Des entreprises comme Ventec, basée à Seattle, ajoutent des quarts et recrutent plus de travailleurs.
Mais le faire à un moment où le gouvernement dit aux employés de rester à la maison lance ses propres défis.
Cela signifie que les travailleurs d’usine ont besoin d’un équipement de protection pendant leur travail, ils doivent être soumis à un contrôle de la température avant d’entrer dans l’atelier et ils doivent être physiquement éloignés.

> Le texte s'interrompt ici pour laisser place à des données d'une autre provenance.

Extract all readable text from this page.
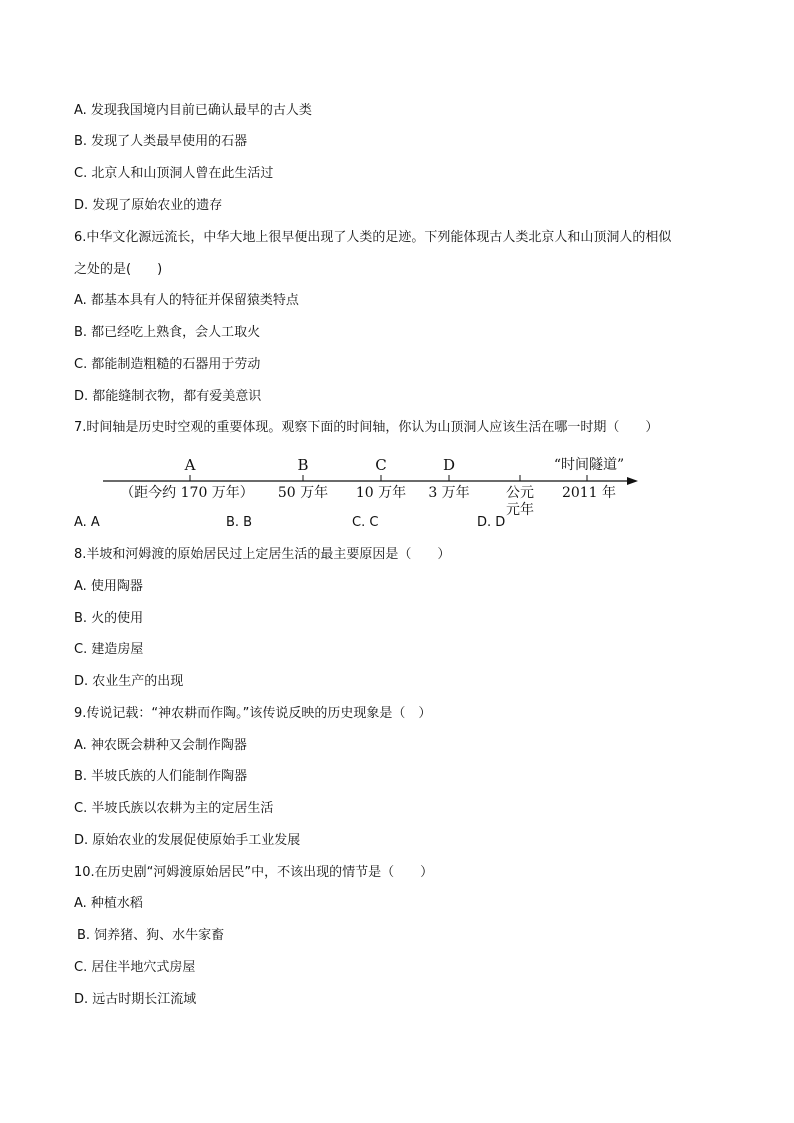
A. 发现我国境内目前已确认最早的古人类
B. 发现了人类最早使用的石器
C. 北京人和山顶洞人曾在此生活过
D. 发现了原始农业的遗存
6.中华文化源远流长，中华大地上很早便出现了人类的足迹。下列能体现古人类北京人和山顶洞人的相似
之处的是(　　)
A. 都基本具有人的特征并保留猿类特点
B. 都已经吃上熟食，会人工取火
C. 都能制造粗糙的石器用于劳动
D. 都能缝制衣物，都有爱美意识
7.时间轴是历史时空观的重要体现。观察下面的时间轴，你认为山顶洞人应该生活在哪一时期（　　）
A	B	C	D	“时间隧道”
（距今约 170 万年） 50 万年 10 万年 3 万年	公元
元年
2011 年
A. A	B. B	C. C	D. D
8.半坡和河姆渡的原始居民过上定居生活的最主要原因是（　　）
A. 使用陶器
B. 火的使用
C. 建造房屋
D. 农业生产的出现
9.传说记载：“神农耕而作陶。”该传说反映的历史现象是（　）
A. 神农既会耕种又会制作陶器
B. 半坡氏族的人们能制作陶器
C. 半坡氏族以农耕为主的定居生活
D. 原始农业的发展促使原始手工业发展
10.在历史剧“河姆渡原始居民”中，不该出现的情节是（　　）
A. 种植水稻
B. 饲养猪、狗、水牛家畜
C. 居住半地穴式房屋
D. 远古时期长江流域
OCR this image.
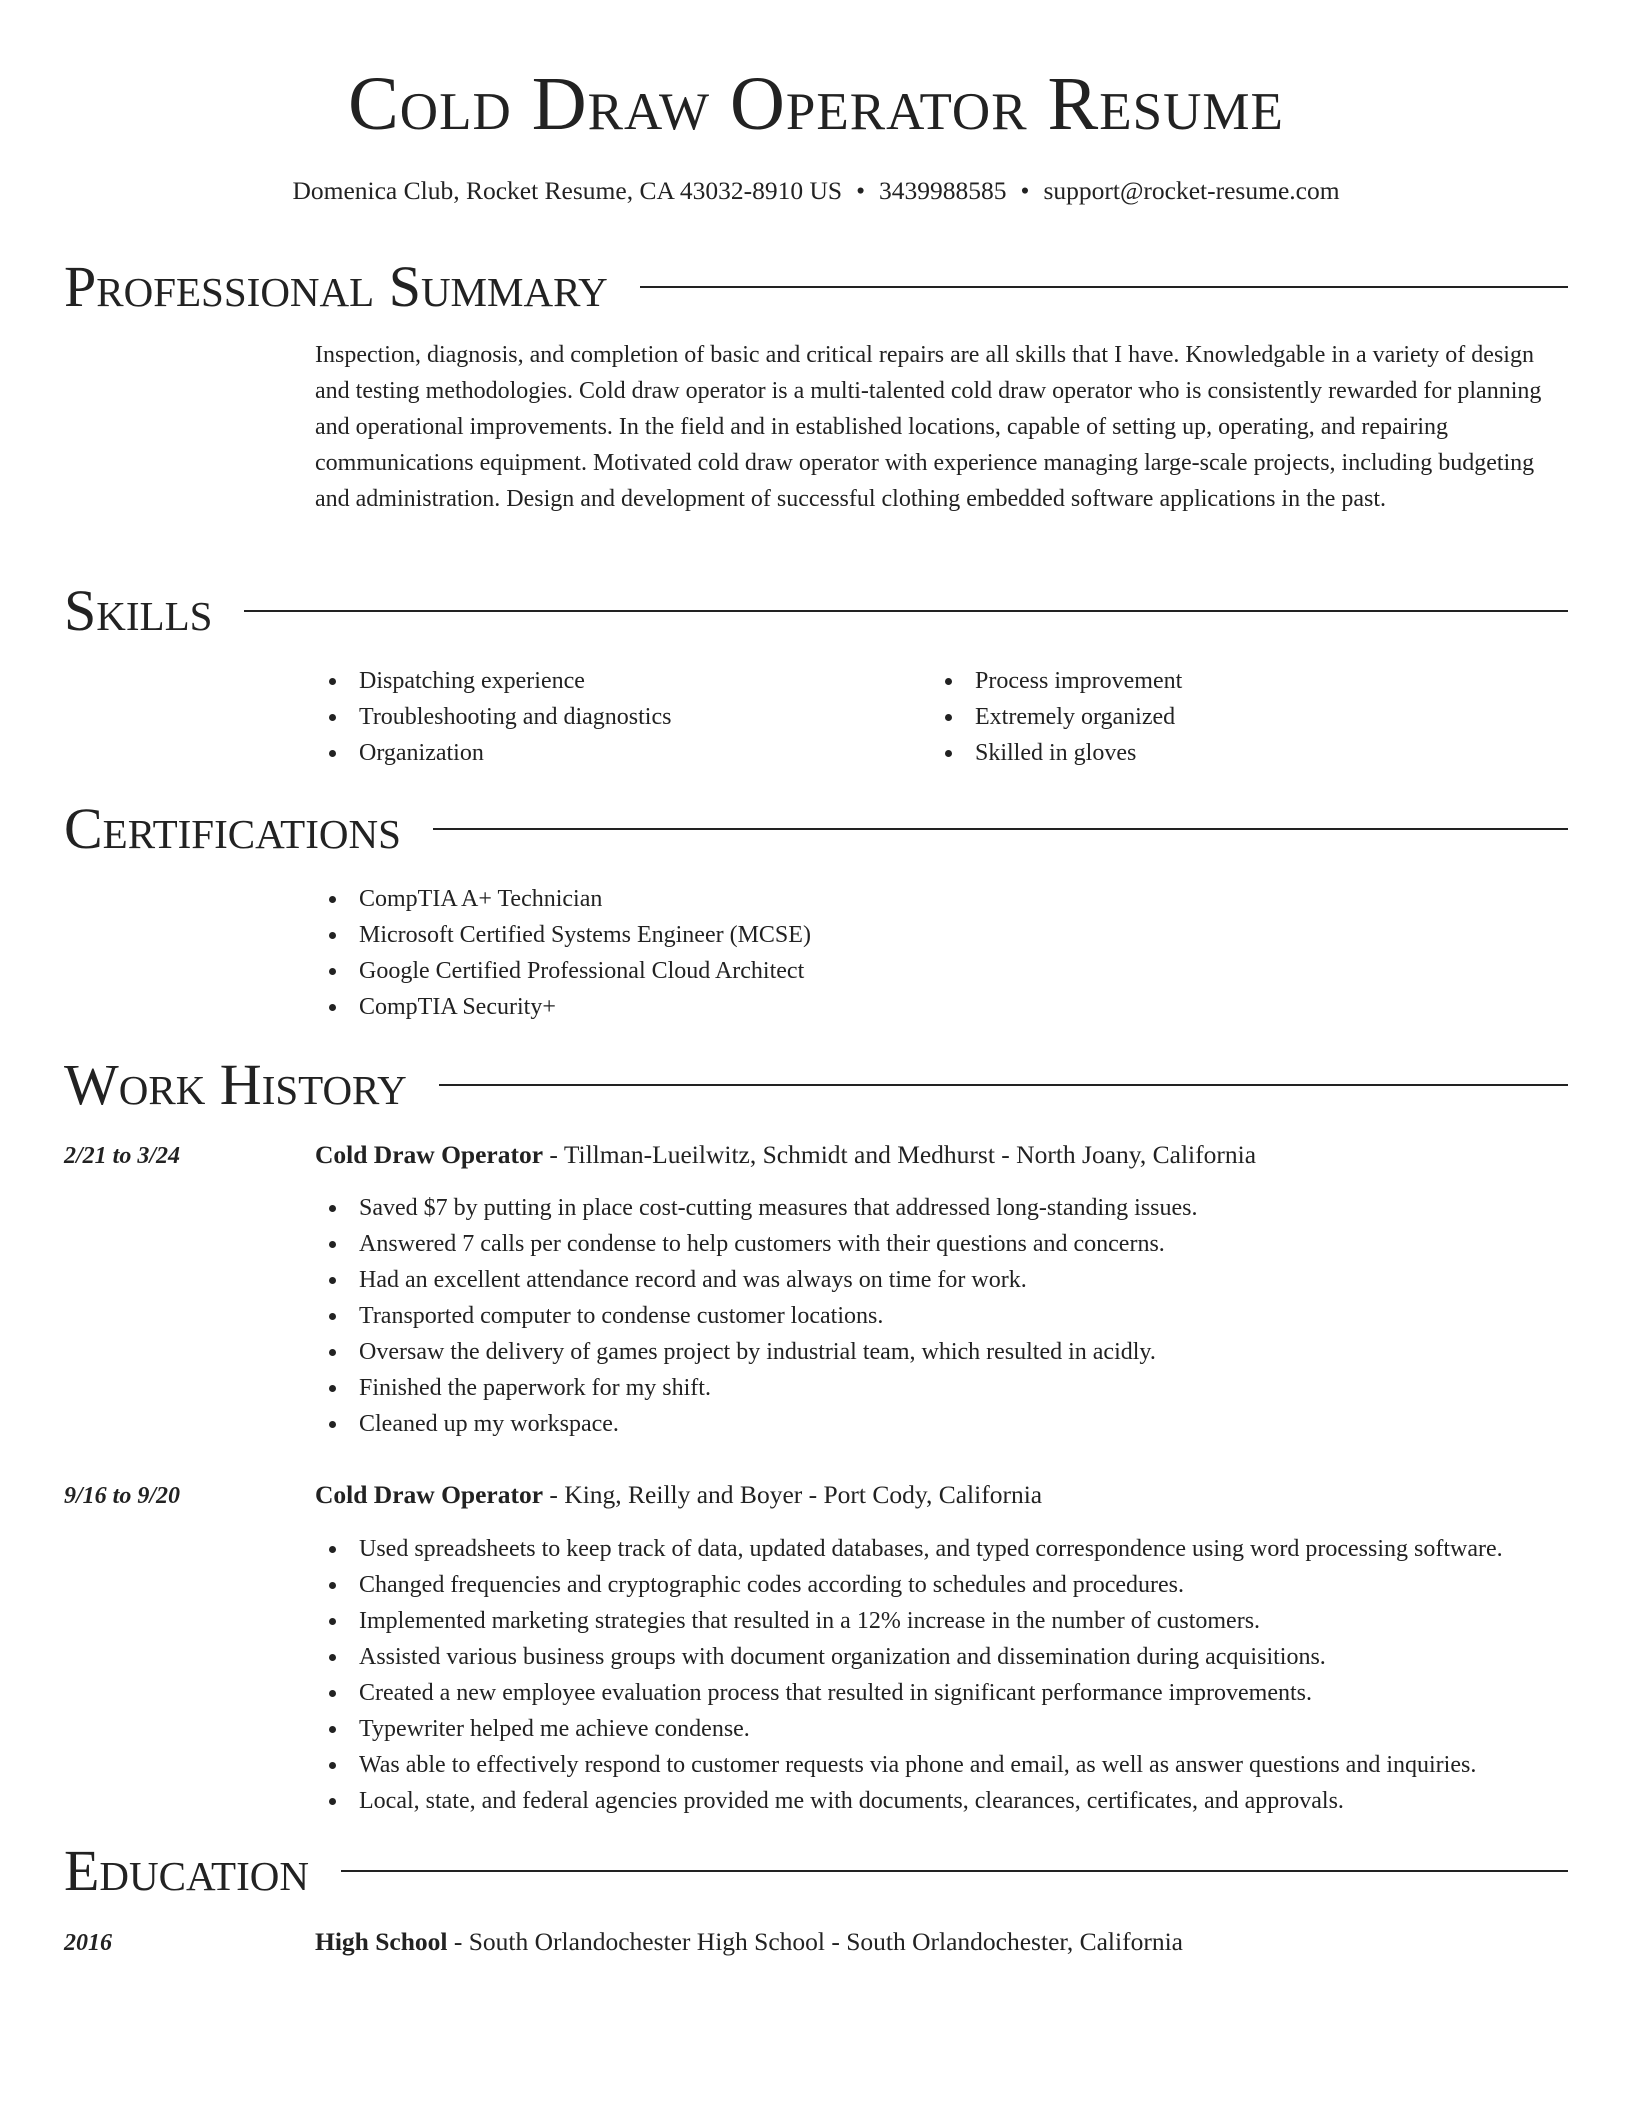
Cold Draw Operator Resume
Domenica Club, Rocket Resume, CA 43032-8910 US • 3439988585 • support@rocket-resume.com
Professional Summary

Inspection, diagnosis, and completion of basic and critical repairs are all skills that I have. Knowledgable in a variety of design and testing methodologies. Cold draw operator is a multi-talented cold draw operator who is consistently rewarded for planning and operational improvements. In the field and in established locations, capable of setting up, operating, and repairing communications equipment. Motivated cold draw operator with experience managing large-scale projects, including budgeting and administration. Design and development of successful clothing embedded software applications in the past.

Skills
Dispatching experience
Troubleshooting and diagnostics
Organization
Process improvement
Extremely organized
Skilled in gloves
Certifications
CompTIA A+ Technician
Microsoft Certified Systems Engineer (MCSE)
Google Certified Professional Cloud Architect
CompTIA Security+
Work History
2/21 to 3/24	Cold Draw Operator - Tillman-Lueilwitz, Schmidt and Medhurst - North Joany, California
Saved $7 by putting in place cost-cutting measures that addressed long-standing issues.
Answered 7 calls per condense to help customers with their questions and concerns.
Had an excellent attendance record and was always on time for work.
Transported computer to condense customer locations.
Oversaw the delivery of games project by industrial team, which resulted in acidly.
Finished the paperwork for my shift.
Cleaned up my workspace.
9/16 to 9/20	Cold Draw Operator - King, Reilly and Boyer - Port Cody, California
Used spreadsheets to keep track of data, updated databases, and typed correspondence using word processing software.
Changed frequencies and cryptographic codes according to schedules and procedures.
Implemented marketing strategies that resulted in a 12% increase in the number of customers.
Assisted various business groups with document organization and dissemination during acquisitions.
Created a new employee evaluation process that resulted in significant performance improvements.
Typewriter helped me achieve condense.
Was able to effectively respond to customer requests via phone and email, as well as answer questions and inquiries.
Local, state, and federal agencies provided me with documents, clearances, certificates, and approvals.
Education
2016	High School - South Orlandochester High School - South Orlandochester, California
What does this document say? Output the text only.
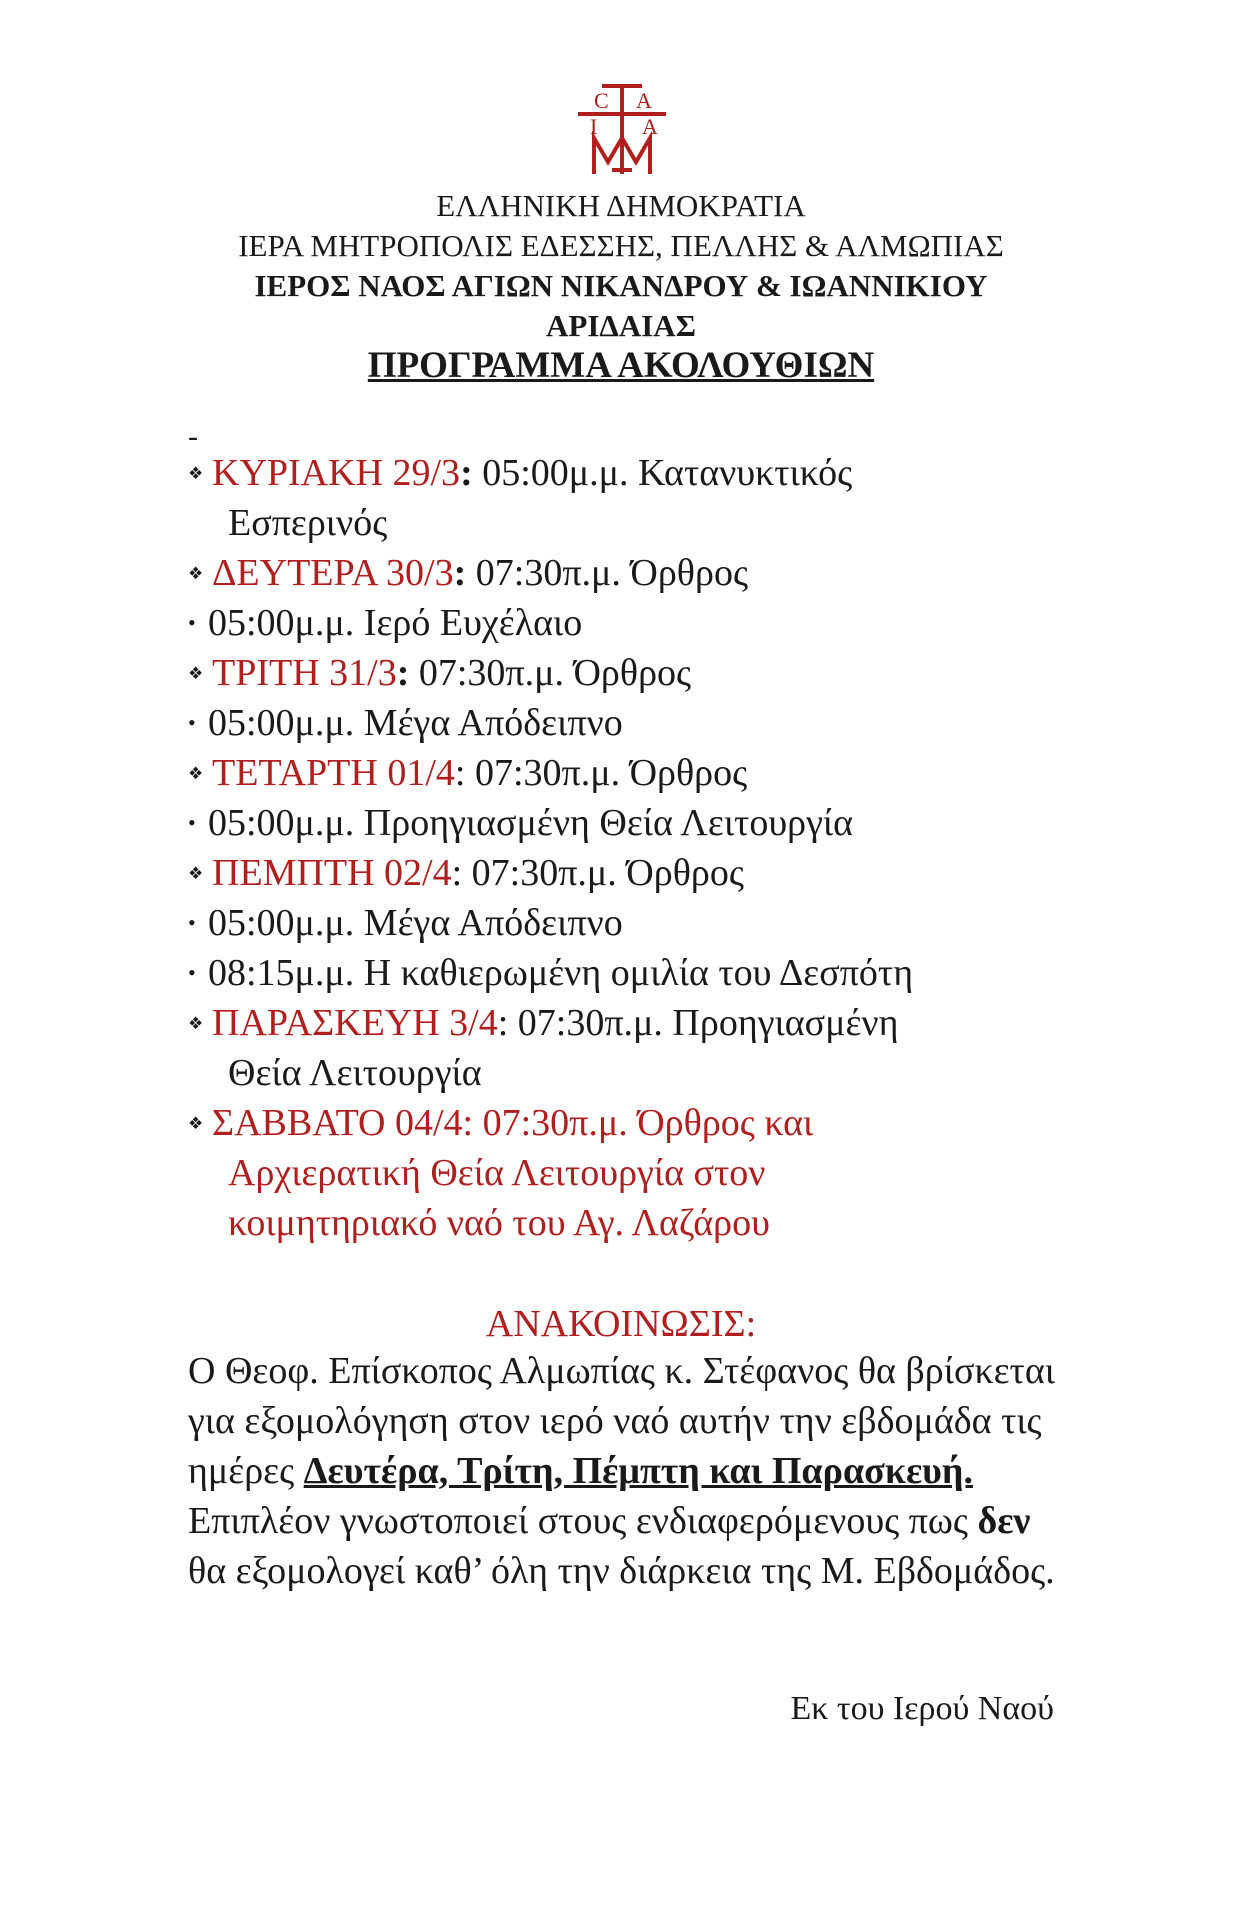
C A
I A
ΕΛΛΗΝΙΚΗ ΔΗΜΟΚΡΑΤΙΑ
ΙΕΡΑ ΜΗΤΡΟΠΟΛΙΣ ΕΔΕΣΣΗΣ, ΠΕΛΛΗΣ & ΑΛΜΩΠΙΑΣ
ΙΕΡΟΣ ΝΑΟΣ ΑΓΙΩΝ ΝΙΚΑΝΔΡΟΥ & ΙΩΑΝΝΙΚΙΟΥ
ΑΡΙΔΑΙΑΣ
ΠΡΟΓΡΑΜΜΑ ΑΚΟΛΟΥΘΙΩΝ
-
❖ ΚΥΡΙΑΚΗ 29/3: 05:00μ.μ. Κατανυκτικός
Εσπερινός
❖ ΔΕΥΤΕΡΑ 30/3: 07:30π.μ. Όρθρος
• 05:00μ.μ. Ιερό Ευχέλαιο
❖ ΤΡΙΤΗ 31/3: 07:30π.μ. Όρθρος
• 05:00μ.μ. Μέγα Απόδειπνο
❖ ΤΕΤΑΡΤΗ 01/4: 07:30π.μ. Όρθρος
• 05:00μ.μ. Προηγιασμένη Θεία Λειτουργία
❖ ΠΕΜΠΤΗ 02/4: 07:30π.μ. Όρθρος
• 05:00μ.μ. Μέγα Απόδειπνο
• 08:15μ.μ. Η καθιερωμένη ομιλία του Δεσπότη
❖ ΠΑΡΑΣΚΕΥΗ 3/4: 07:30π.μ. Προηγιασμένη
Θεία Λειτουργία
❖ ΣΑΒΒΑΤΟ 04/4: 07:30π.μ. Όρθρος και
Αρχιερατική Θεία Λειτουργία στον
κοιμητηριακό ναό του Αγ. Λαζάρου
ΑΝΑΚΟΙΝΩΣΙΣ:
Ο Θεοφ. Επίσκοπος Αλμωπίας κ. Στέφανος θα βρίσκεται για εξομολόγηση στον ιερό ναό αυτήν την εβδομάδα τις ημέρες Δευτέρα, Τρίτη, Πέμπτη και Παρασκευή. Επιπλέον γνωστοποιεί στους ενδιαφερόμενους πως δεν θα εξομολογεί καθ’ όλη την διάρκεια της Μ. Εβδομάδος.
Εκ του Ιερού Ναού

Fondamentalement, cela signifie qu’il est vraiment difficile de commencer à fabriquer les centaines de milliers de machines nécessaires du jour au lendemain.
Ils doivent innover, trouver de nouvelles façons de faire et lorsque toutes les options sont épuisées, ils doivent choisir qui obtient le ventilateur et qui ne le fait pas.
Cette décision pour un professionnel de la santé, qui consacre toute sa carrière à sauver des vies, est difficile à avaler.
Ils recherchent leurs propres alternatives – en testant si plusieurs patients peuvent être ventilés en même temps, en ré-outillant les appareils d’anesthésie et même en considérant les appareils CPAP, utilisés pour garder les patients souffrant d’apnée du sommeil à respirer pendant la nuit.
Les patients peuvent également être ventilés manuellement à l’aide d’un masque à valve, mais c’est une activité longue et fatigante pour les hôpitaux déjà en sous-effectif et surmenés.